Greenberg (2010)

Greenberg (2010)
  • Time: 107 min
  • Genre: Comedy | Drama | Romance
  • Director: Noah Baumbach
  • Cast: Ben Stiller, Greta Gerwig, Rhys Ifans


We like Florence: she’s considerate, sweet, pretty, and terrific with kids and dogs. She’s twenty-five, personal assistant to an L.A. family that’s off on vacation. Her boss’s brother comes in from New York City, fresh from a stay at an asylum, to take care of the house. He’s Roger, a forty-year-old carpenter, gone from L.A. for fifteen years. He arrives, doesn’t drive, and needs Florence’s help, especially with the family’s dog. He’s also connecting with former band-mates – two men and one woman with whom he has a history. He over-analyzes, has a short fuse, and doesn’t laugh at himself easily. As he navigates past and present, he’s his own saboteur. And what of Florence? is Roger one more responsibility for her or something else?


  • Thanks to a remarkable performance by Ben Stiller, “Greenberg” avoids being the aggressively unentertaining exercise in self-absorbed neuroses that was Noah Baumbach’s last film, “Margot at the Wedding.” Both films ask us to spend a lot of time with characters who are too annoying to ever fully win our sympathy, but a key difference between “Greenberg” and “Margot” is that Ben Stiller has an inherently likable quality about him that makes you want to stick with his character long after you might give up on someone else.

    Stiller plays a troubled man recently out of an institution who stays at his brother’s place in L.A. while his brother’s family is on vacation. He strikes up a complicated romance with the young girl who’s employed by the family as a sort-of jack-of-all-trades (Greta Gerwig), and much of the film is devoted to scenes of these two awkwardly trying to connect, getting angry with one another, and then giving it another try.

    I was about to give up on the film at one point, when it seemed that Baumbach was again going to give us nothing but a sustained one-note lesson in navel gazing, but then Stiller has a morbidly fascinating meltdown at a party full of much younger kids and I was hooked back into the narrative.

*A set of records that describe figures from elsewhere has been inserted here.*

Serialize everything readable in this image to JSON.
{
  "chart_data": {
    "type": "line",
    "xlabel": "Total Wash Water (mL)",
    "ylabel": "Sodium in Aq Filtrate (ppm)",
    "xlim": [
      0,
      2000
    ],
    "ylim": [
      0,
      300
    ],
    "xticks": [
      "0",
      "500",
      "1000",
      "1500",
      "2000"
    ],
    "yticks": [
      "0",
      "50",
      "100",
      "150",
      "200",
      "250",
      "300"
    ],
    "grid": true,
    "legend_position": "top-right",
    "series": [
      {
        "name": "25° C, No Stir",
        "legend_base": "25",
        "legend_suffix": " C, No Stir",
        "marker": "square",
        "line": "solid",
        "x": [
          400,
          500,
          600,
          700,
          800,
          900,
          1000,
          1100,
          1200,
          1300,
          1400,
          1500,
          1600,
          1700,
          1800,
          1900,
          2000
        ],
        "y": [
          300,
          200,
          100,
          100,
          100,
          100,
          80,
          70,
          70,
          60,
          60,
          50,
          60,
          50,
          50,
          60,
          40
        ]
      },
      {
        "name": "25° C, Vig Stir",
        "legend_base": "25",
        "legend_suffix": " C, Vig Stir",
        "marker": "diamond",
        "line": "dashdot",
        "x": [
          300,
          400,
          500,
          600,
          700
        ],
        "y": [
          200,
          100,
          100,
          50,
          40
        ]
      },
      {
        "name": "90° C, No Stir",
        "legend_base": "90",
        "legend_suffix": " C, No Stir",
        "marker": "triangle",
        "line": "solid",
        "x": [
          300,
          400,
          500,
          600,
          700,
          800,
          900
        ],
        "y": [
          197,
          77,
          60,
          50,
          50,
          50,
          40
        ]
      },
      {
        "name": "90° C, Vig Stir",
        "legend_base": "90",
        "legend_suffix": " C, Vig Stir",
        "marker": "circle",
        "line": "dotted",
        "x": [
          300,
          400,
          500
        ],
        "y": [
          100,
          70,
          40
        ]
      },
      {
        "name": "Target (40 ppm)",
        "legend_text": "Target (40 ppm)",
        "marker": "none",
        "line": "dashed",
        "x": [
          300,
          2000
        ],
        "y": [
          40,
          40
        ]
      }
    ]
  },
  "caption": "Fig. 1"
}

    I’m not sure what conclusions “Greenberg” comes to (if it comes to any), but a conclusion I came to is that Stiller has the talent to be much more than a goofball jokester.

  • Greenberg is not a film for everyone. Especially if you are a Ben Stiller fan. Nominated for the Golden Bear (Berlin), Greenberg stars Stiller in his most and probably only serious role to date. Apparently, there is a likelihood that uninformed fans of the popular Hollywood comedian would jump into a theater screening Greenberg and find themselves utterly disappointed that the film is not quite funny, and if it is, it is funny in a serious kind of way. A note of interest, this could be the only time when a Stiller film does not command a full attendance at a local screen near you.
    Stiller is Roger Greenberg, a man in his late thirties with lots of time at his disposal and no obligations to work commitments whatsoever. His brother is on a holiday with his own family at Vietnam and requires him to take care of his house for a couple of weeks. It is known that Roger has some mental problems but they are not serious enough to be a liability. The other lead character is Florence Marr (Greta Gerwig). She is Roger’s brother’s assistant who is tasked to “help out with the chores and grocery shopping”. In an idealistic scenario, they meet and fall in love with each other and presumably live happily ever after.
    But Noah Baumbach (the Oscar-nominated writer-director of The Squid and the Whale (2005)) takes a longer route to build up that ideal. Greenberg is a quiet film about an introverted man with psychological insecurities trying to lead a life of worth after setbacks in the past caused him to lose track of his life and perhaps even his identity. Both lead characters like each other, and in a moment of spontaneous sexual urge, Roger performs cunnilingus on Florence but stops short of intercourse.
    Even then, there is a sense of awkwardness in their unusual relationship because Roger is unable to express love towards Florence. As a result, Florence takes it as face value that he just needs a temporary companion and does not see a long-term future for both of them. Stiller’s performance is decent, but it is Gerwig’s that is far more praiseworthy. She is a new talent to take note. It is to their (and Baumbach’s) credit that the “romantic tension” between the leads is excellently sustained throughout, right up to the last scene.
    The problem with Greenberg is that it feels too laidback, and may I say, even lethargic to a certain extent. There are moments when the film occasionally straddles over the line of boredom. Despite the good performances, the leads are quite difficult to identify with. Hence, we are unable to share a common bond with them. They might be fulfilled emotionally at the end, but we are not. And even if we are, is there any significance? Greenberg sets itself as a passive character study of Roger Greenberg. It’s worth taking a look, but only if nothing else interests you at that very moment.